According to the Foreign Policy magazine besides the post Covid19 slowdown in economy, Prime Minister Narendra Modi has advanced a series of policies, promoting a Hindu nationalist narrative openly hostile toward Muslims.

There has since been a notable uptick in jihadist propaganda toward India. In Central Asia, governments may not be stoking the same fires, but there has been an active pursuit of political opponents across the region.

There was also the question of what will happen to the fighters who went to Syria and Iraq.
Some may try to come home, but others may end up fostering new networks which create
problems elsewhere.

Indian links to the 2019 Sri Lanka Easter attacks

The danger is that there may be an increasing number of Indian and Central Asian links to plots outside their regions. The FP said there were Indian links to the 2019 Sri Lanka Easter attacks.

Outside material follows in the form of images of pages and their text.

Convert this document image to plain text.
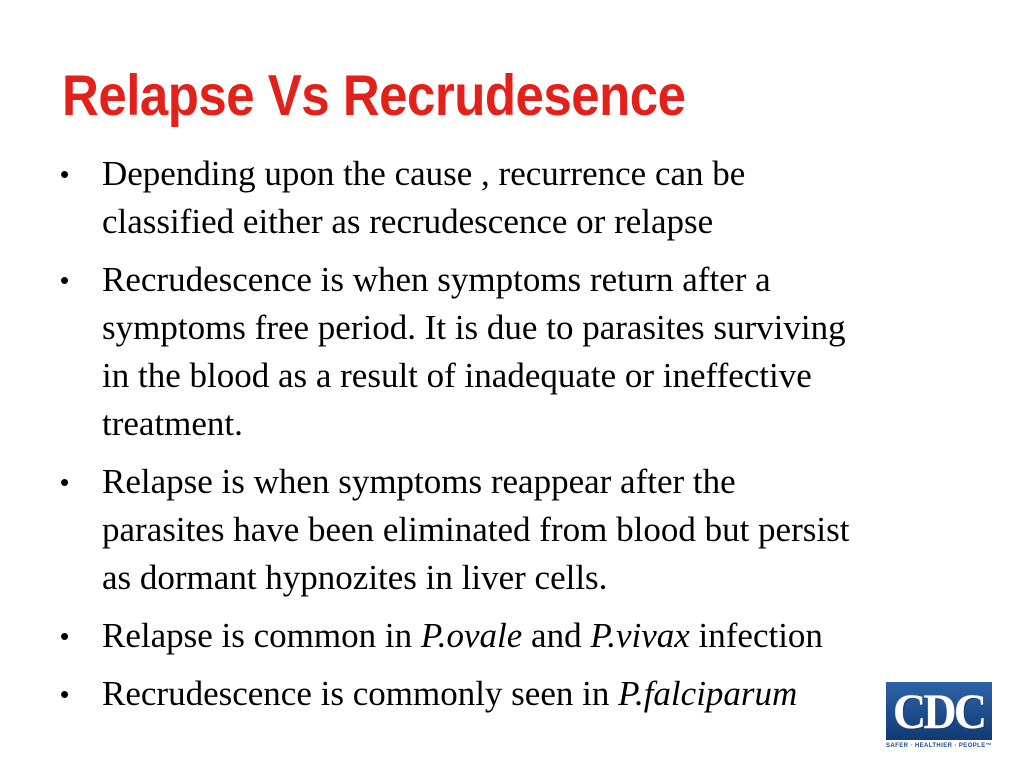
Relapse Vs Recrudesence
• Depending upon the cause , recurrence can be
classified either as recrudescence or relapse
• Recrudescence is when symptoms return after a
symptoms free period. It is due to parasites surviving
in the blood as a result of inadequate or ineffective
treatment.
• Relapse is when symptoms reappear after the
parasites have been eliminated from blood but persist
as dormant hypnozites in liver cells.
• Relapse is common in P.ovale and P.vivax infection
• Recrudescence is commonly seen in P.falciparum CDC
SAFER · HEALTHIER · PEOPLE™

Like many violent Islamist extremists, a Southern Indian cell involved appears to have followed the sermons of Indian prominent extremist preacher Zakir Naik, whose speeches have helped radicalize numerous different jihadists around the world.

The FP said the story of Central Asian and Indian jihadism is one that has historically received too little attention. Emerging from domestic environments that are creating more opportunities for disenfranchisement and radicalization to take place, they are exactly the sort of threats which may slip under the radar until it is too late.